The Boss shook his head and leaned his elbows on his desk. Perhaps he was getting bored.
“Political asylum in bars, brothels or clandestine hostelries?”
He finally smiled, his lip barely flinching above his cigar.
“Piss off, Mario, but remember what I said: the next time I'll do you proper, on charges for disrespect and whatever.”

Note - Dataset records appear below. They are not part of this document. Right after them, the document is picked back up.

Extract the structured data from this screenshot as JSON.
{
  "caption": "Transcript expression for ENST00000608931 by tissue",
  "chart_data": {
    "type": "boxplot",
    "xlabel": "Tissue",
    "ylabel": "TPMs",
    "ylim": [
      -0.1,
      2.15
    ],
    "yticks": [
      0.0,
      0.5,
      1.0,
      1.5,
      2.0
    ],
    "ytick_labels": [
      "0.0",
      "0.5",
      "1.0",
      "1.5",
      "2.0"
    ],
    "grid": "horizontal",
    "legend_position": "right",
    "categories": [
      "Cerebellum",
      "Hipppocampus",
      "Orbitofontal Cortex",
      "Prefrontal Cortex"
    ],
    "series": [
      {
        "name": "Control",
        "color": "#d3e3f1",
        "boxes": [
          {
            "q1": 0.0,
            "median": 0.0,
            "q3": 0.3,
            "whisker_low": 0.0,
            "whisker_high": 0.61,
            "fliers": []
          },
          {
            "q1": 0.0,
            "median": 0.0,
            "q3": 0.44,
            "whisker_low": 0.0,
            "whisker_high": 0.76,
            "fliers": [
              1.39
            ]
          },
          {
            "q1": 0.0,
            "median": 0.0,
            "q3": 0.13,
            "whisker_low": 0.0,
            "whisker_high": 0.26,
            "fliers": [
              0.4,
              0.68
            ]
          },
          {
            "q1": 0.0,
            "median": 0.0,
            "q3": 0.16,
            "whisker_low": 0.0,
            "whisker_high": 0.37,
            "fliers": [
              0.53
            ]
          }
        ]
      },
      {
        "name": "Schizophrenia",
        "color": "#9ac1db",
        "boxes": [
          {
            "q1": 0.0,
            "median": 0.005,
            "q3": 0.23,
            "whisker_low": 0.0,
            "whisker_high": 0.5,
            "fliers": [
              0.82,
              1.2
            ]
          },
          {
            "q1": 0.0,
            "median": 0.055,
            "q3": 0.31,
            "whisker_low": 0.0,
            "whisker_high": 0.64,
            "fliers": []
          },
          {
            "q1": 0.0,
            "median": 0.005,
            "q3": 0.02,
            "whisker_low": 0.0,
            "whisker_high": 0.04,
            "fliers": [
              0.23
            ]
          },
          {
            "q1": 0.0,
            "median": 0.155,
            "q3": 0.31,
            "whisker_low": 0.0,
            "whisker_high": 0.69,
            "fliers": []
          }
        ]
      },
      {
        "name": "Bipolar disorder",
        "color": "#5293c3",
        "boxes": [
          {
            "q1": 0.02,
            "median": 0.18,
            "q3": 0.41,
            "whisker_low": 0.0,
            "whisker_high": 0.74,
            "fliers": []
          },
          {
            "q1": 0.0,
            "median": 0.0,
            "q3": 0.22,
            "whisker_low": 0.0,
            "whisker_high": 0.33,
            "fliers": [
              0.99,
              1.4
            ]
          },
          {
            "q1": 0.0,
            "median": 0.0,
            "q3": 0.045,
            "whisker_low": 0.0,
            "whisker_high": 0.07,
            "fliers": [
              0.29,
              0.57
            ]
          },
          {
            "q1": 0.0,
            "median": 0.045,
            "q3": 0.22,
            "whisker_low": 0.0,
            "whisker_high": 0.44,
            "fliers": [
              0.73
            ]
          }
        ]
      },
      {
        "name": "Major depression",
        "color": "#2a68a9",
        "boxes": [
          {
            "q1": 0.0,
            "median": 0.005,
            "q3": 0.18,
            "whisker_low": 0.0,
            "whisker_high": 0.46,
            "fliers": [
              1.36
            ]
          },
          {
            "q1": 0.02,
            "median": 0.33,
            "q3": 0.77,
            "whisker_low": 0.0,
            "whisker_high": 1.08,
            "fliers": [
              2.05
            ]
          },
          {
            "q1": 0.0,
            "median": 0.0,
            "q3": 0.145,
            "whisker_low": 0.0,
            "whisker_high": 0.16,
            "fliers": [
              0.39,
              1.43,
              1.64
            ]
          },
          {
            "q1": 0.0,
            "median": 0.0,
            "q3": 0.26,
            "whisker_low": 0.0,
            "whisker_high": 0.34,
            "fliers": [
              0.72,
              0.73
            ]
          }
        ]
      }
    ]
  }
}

Lieutenant Mario Conde stood up. Picked up the file in his left hand, straightened his pistol and gave a half-hearted military salute. He had just started to swing round when Major Rangel rehearsed another of his changes of voice and tone, seeking a rare balance that denoted both persuasiveness and curiosity: “Mario, let me first ask you two questions.” And rested his head on his hands. “My boy, tell me once and for all: why did you join the force?”
The Count looked the Boss in the eye as if he'd not understood something. He knew the latter found his mix of indifference and efficiency disconcerting and liked to relish that minimal superiority.
“I don't know, Chief. I've spent the last twelve years trying to find out, and I still don't know why. And what's your other question?”
The major stood up and walked round his desk. Smoothed the top to his uniform, a jacket with stripes and epaulettes that looked fresh from the dry cleaner's. He reviewed the lieutenant's trousers, shirt and face.